Petroglyphs menunjukkan bahwa orang-orang Rapa Nui tidak, seperti telah dihipotesiskan, kumpulan longgar kelompok-kelompok yang bertikai. Beragam usia dan desain maoi menunjukkan bahwa, bahkan ketika kelompok-kelompok itu hidup secara terpisah, mereka secara berkala bekerja sama. Pengamatan ini mengarahkan para peneliti untuk menyimpulkan bahwa penghuni misterius pulau itu, pada kenyataannya, merupakan jaringan komunitas yang secara teratur berkumpul untuk membangun patung-patung monumental yang menghormati para pendahulu mereka.

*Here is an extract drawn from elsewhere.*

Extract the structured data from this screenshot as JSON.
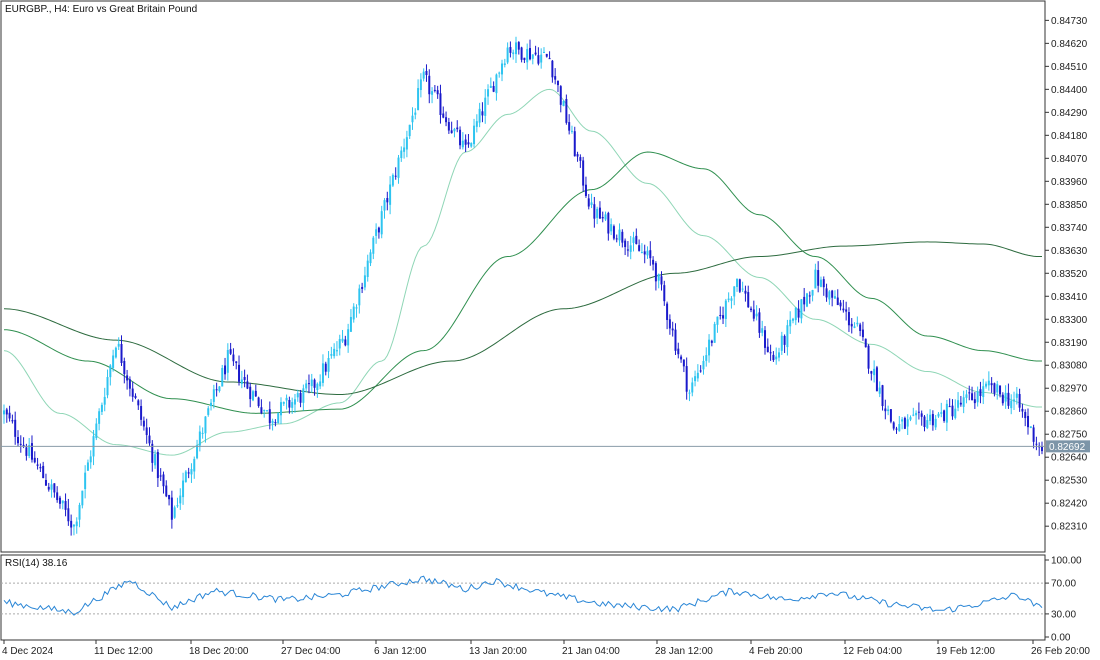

"Dengan bangunan yang mengurangi rasa konflik, konstruksi moai dan penempatan pukao adalah bagian penting bagi keberhasilan pulau ini," kata Carl Lipo, profesor antropologi dan direktur Program Studi Lingkungan di Universitas Binghamton, salah satu penulis di kertas, dalam sebuah pernyataan.

“Dalam analisis kami terhadap catatan arkeologis, kami melihat bukti yang menunjukkan komunitas prasejarah berulang kali bekerja bersama untuk membangun monumen. Tindakan kerja sama ini bermanfaat bagi masyarakat dengan memungkinkan berbagi informasi dan sumber daya. ”

Sementara temuan-temuan dari studi ini meredam stereotip kekerasan yang sejak lama dikaitkan dengan orang-orang Rapa Nui, masih ada banyak ilmuwan yang belum mempelajarinya - dan bagaimana komunitas mereka berakhir. Para peneliti tahu bahwa populasi Rapa Nui mengalami penurunan yang cepat di beberapa titik dalam sejarahnya, tetapi mereka tidak yakin mengapa. Namun, para arkeolog telah mengidentifikasi beberapa tersangka: kelebihan populasi, peperangan, dan tiba-tiba masuknya tikus invasif.